Interesting... A new study just came out suggesting that breastfeeding reduces the risk of diabetes, especially for moms with gd, and the longer one breastfeeds the lower the risk. I wonder if the studies you refer to differentiated between moms who did and did not bf.

http://www.webmd.com/heart/metabolic...-diabetes-risk


Back to the OP, my 5th baby was born at home. I was actually seen for a NST at the hospital a few days prior to her birth and the nurses and doctors there didn't seem a bit phased by the idea of me having her at home and weren't interested in getting me to transfer care.

I know/know of many many large families and most of them have their babies at home with little or no complications, or at least no complications above and beyond women with few children. I think you really need to look at women individually to determine risk. And I believe our bodies were designed to give birth so I don't buy into the idea that it is inherently risky to give birth to a certain number of children.
post #20 of 25
This is my sixth pregnancy (I had a m/c last summer, so this will be my fifth baby) - either way I'm a grand multipara now. The main risk that I've heard of is hemorrhage, the thinking being that each time the uterus is stretched out for pregnancy, it has a harder time clamping down after the birth.

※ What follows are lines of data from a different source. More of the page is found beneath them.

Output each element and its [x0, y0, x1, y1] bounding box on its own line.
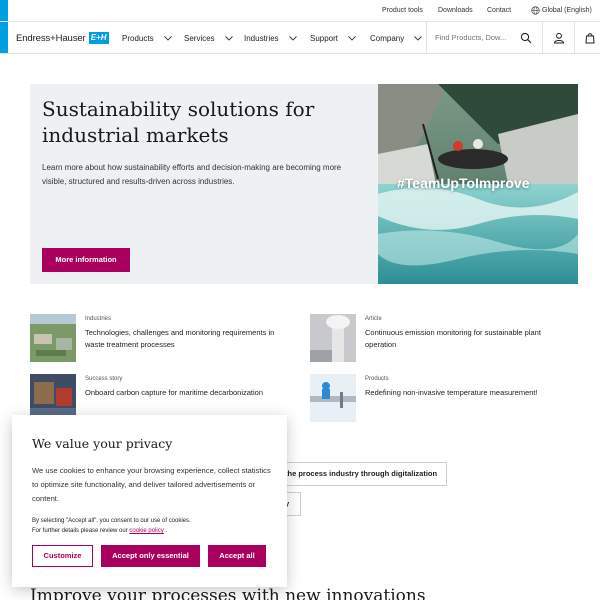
accept-all-button[interactable]: Accept all: [208, 545, 266, 567]
nav-industries[interactable]: Industries: [244, 34, 297, 43]
cookie-title: We value your privacy: [32, 436, 173, 451]
accept-essential-button[interactable]: Accept only essential: [101, 545, 200, 567]
brand-name: Endress+Hauser: [16, 32, 86, 44]
chevron-down-icon: [414, 36, 423, 41]
region-selector[interactable]: Global (English): [542, 7, 592, 14]
product-tools-link[interactable]: Product tools: [382, 7, 423, 14]
consent-line: For further details please review our co…: [32, 526, 277, 536]
nav-products[interactable]: Products: [122, 34, 172, 43]
more-information-button[interactable]: More information: [42, 248, 130, 272]
cookie-consent-text: By selecting "Accept all", you consent t…: [32, 516, 277, 536]
card-thumbnail: [310, 374, 356, 422]
brand-mark: E+H: [88, 32, 109, 44]
card-category: Products: [365, 376, 389, 382]
nav-products-label: Products: [122, 34, 154, 43]
utility-bar: Product tools Downloads Contact Global (…: [0, 0, 600, 22]
card-title[interactable]: Redefining non-invasive temperature meas…: [365, 387, 565, 399]
hero-image: #TeamUpToImprove: [378, 84, 578, 284]
nav-services[interactable]: Services: [184, 34, 233, 43]
card-thumbnail: [310, 314, 356, 362]
customize-button[interactable]: Customize: [32, 545, 93, 567]
card-category: Success story: [85, 376, 123, 382]
downloads-link[interactable]: Downloads: [438, 7, 473, 14]
digitalization-link-label: the process industry through digitalizat…: [285, 469, 438, 478]
teaser-card[interactable]: Products Redefining non-invasive tempera…: [310, 374, 560, 424]
search-input[interactable]: [435, 33, 515, 42]
nav-company[interactable]: Company: [370, 34, 423, 43]
hero-banner: Sustainability solutions for industrial …: [30, 84, 578, 284]
cookie-policy-link[interactable]: cookie policy: [129, 528, 163, 534]
nav-divider: [574, 22, 575, 54]
teaser-card[interactable]: Industries Technologies, challenges and …: [30, 314, 280, 364]
hero-hashtag: #TeamUpToImprove: [397, 175, 530, 191]
user-icon[interactable]: [553, 32, 565, 44]
chevron-down-icon: [288, 36, 297, 41]
nav-support-label: Support: [310, 34, 339, 43]
nav-divider: [426, 22, 427, 54]
cart-icon[interactable]: [584, 32, 596, 44]
search-icon[interactable]: [520, 32, 532, 44]
hero-title: Sustainability solutions for industrial …: [42, 97, 315, 147]
main-navigation: Endress+Hauser E+H Products Services Ind…: [0, 22, 600, 54]
nav-company-label: Company: [370, 34, 405, 43]
card-title[interactable]: Onboard carbon capture for maritime deca…: [85, 387, 285, 399]
nav-services-label: Services: [184, 34, 215, 43]
card-thumbnail: [30, 314, 76, 362]
chevron-down-icon: [163, 36, 172, 41]
contact-link[interactable]: Contact: [487, 7, 511, 14]
consent-suffix: .: [163, 528, 168, 534]
hero-description: Learn more about how sustainability effo…: [42, 163, 342, 186]
chevron-down-icon: [348, 36, 356, 41]
card-category: Industries: [85, 316, 112, 322]
nav-support[interactable]: Support: [310, 34, 356, 43]
chevron-down-icon: [224, 36, 233, 41]
card-title[interactable]: Technologies, challenges and monitoring …: [85, 327, 285, 351]
cookie-description: We use cookies to enhance your browsing …: [32, 466, 271, 503]
card-title[interactable]: Continuous emission monitoring for susta…: [365, 327, 565, 351]
card-category: Article: [365, 316, 382, 322]
consent-line: By selecting "Accept all", you consent t…: [32, 518, 191, 524]
cookie-consent-dialog: We value your privacy We use cookies to …: [12, 415, 287, 587]
globe-icon: [531, 6, 540, 15]
nav-divider: [542, 22, 543, 54]
brand-logo[interactable]: Endress+Hauser E+H: [16, 32, 109, 44]
nav-industries-label: Industries: [244, 34, 279, 43]
teaser-card[interactable]: Article Continuous emission monitoring f…: [310, 314, 560, 364]
section-heading: Improve your processes with new innovati…: [30, 586, 426, 600]
consent-prefix: For further details please review our: [32, 528, 130, 534]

About scarring of the uterus where the placenta attaches -- I agree with what others suggested, that the tendency to aggressive third stage "management" may have created this situation. It seems to me that IF this scarring is a reality, it's most likely iatrogenic and NOT a flaw of the design.

And it's funny - some women hear that the placenta has to attach to the same place each time, causing problems after many births... and some hear that the placenta has to attach to a NEW spot each pregnancy, causing a woman to "run out" of places for it to attach if she has too many babies.

The way I see it, personally, is that this time I'm more high risk in some ways than a first time mom. And in other ways, I'm much lower risk than a first time mom. It is different, but it's not more inherently dangerous for either one to homebirth than the other.